Google contourne ce problème en modifiant légèrement sa matrice \(G\text{.}\) En fait, il utilise une matrice \(G^{'}\) définie à partir de la matrice \(G\) et d’une matrice \(H\) qui, pour un web à \(n\) pages serait égale à
\begin{equation*} H=\begin{pmatrix} \frac{1}{n}&\frac{1}{n}&\cdots & \frac{1}{n}\\ \frac{1}{n}&\frac{1}{n}&\cdots & \frac{1}{n}\\ \vdots&\vdots&\ddots & \vdots\\ \frac{1}{n}&\frac{1}{n}&\cdots & \frac{1}{n} \end{pmatrix}\text{.} \end{equation*}
Dans cette matrice, toutes les pages ont la même chance d’être visitées, à partir de n’importe quelle autre page, incluant la page sur laquelle on se trouve déjà.

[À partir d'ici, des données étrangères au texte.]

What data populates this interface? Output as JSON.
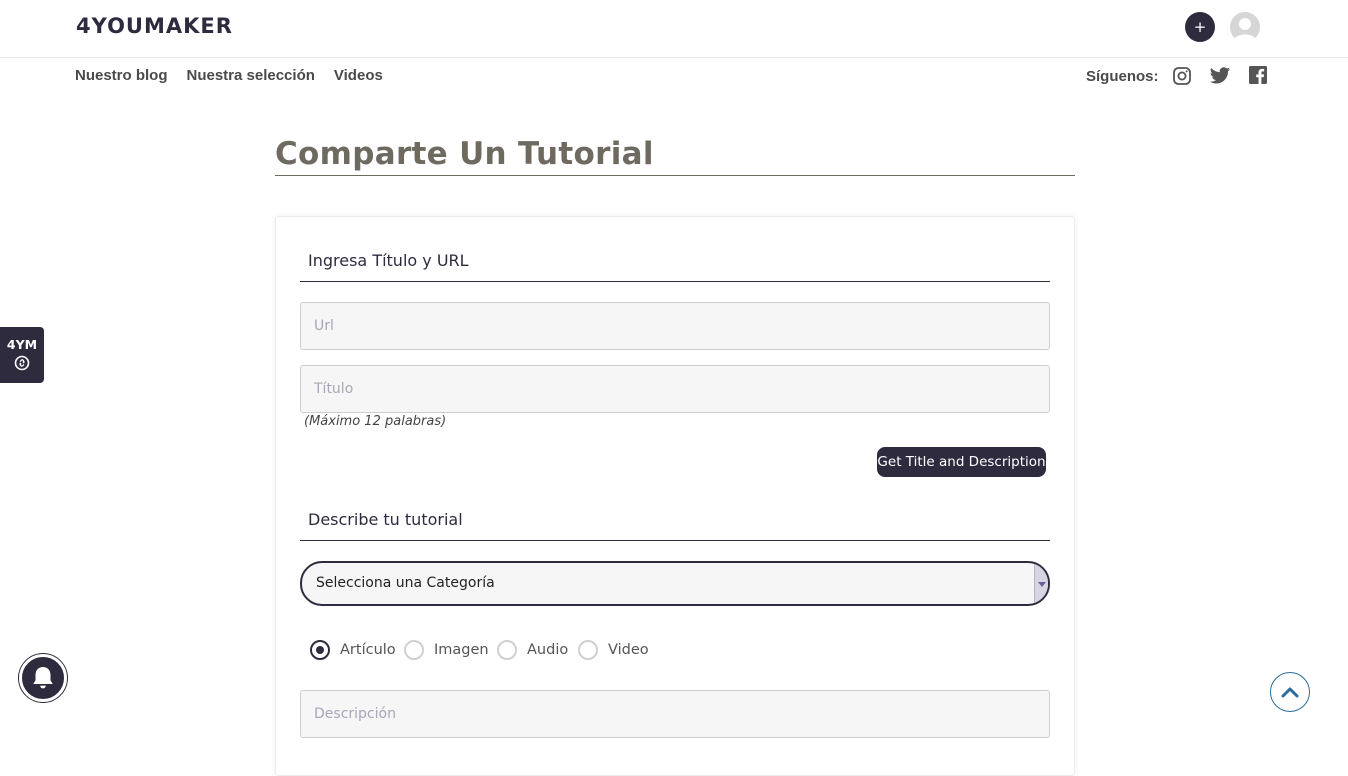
{
  "header": {
    "logo": "4YOUMAKER",
    "plus_label": "+"
  },
  "nav": {
    "items": [
      "Nuestro blog",
      "Nuestra selección",
      "Videos"
    ],
    "follow_label": "Síguenos:"
  },
  "page": {
    "title": "Comparte Un Tutorial"
  },
  "form": {
    "section1": "Ingresa Título y URL",
    "url_placeholder": "Url",
    "title_placeholder": "Título",
    "title_hint": "(Máximo 12 palabras)",
    "get_button": "Get Title and Description",
    "section2": "Describe tu tutorial",
    "category_selected": "Selecciona una Categoría",
    "types": [
      "Artículo",
      "Imagen",
      "Audio",
      "Video"
    ],
    "selected_type": "Artículo",
    "description_placeholder": "Descripción"
  },
  "side_tab": {
    "label": "4YM"
  },
  "colors": {
    "brand": "#2e2b3f",
    "title": "#6e6a60",
    "accent_blue": "#2b6d9c"
  }
}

L’équation pour la matrice \(G^{'}\) est
\begin{equation*} G^{'}=pG+(1-p)H \end{equation*}
\(p\in [0,1]\text{.}\) La valeur de \(p\) utilisée par Google n’est pas connue. Pour la suite, on utilisera \(p=0.85\text{.}\)
(i)
En prenant à nouveau la situation de la figure 6.3.1, déterminer le vecteur propre de la matrice \(G^{'}\text{.}\) Est-il différent de celui de la matrice \(G\text{?}\)
(ii)
Répéter avec le web hypothétique de la figure 6.3.2, déterminer le vecteur propre de la matrice \(G^{'}\text{.}\) Est-il différent de celui de la matrice \(G\text{?}\)
(iii)
Répéter avec le web hypothétique de la figure 6.3.3, déterminer le vecteur propre de la matrice \(G^{'}\text{.}\) Est-il différent de celui de la matrice \(G\text{?}\)

(h)

On peut généraliser le concept où, à partir de certaines pages, il est plus probable d’aller vers une page qu’une autre. Graphiquement, ceci est représenté en donnant un poids aux arêtes reliant les sommets du graphe. On s’assure que la somme des poids sortant d’un sommet donne \(1\text{.}\) En quelque sorte, le poids pourrait représenter la proportion des liens sortant du sommet \(a\) et allant vers le sommet \(b\text{.}\)
(i)
Analyser le graphe de la figure 6.3.4, représentant une modification du web hypothétique de la figure 6.3.1.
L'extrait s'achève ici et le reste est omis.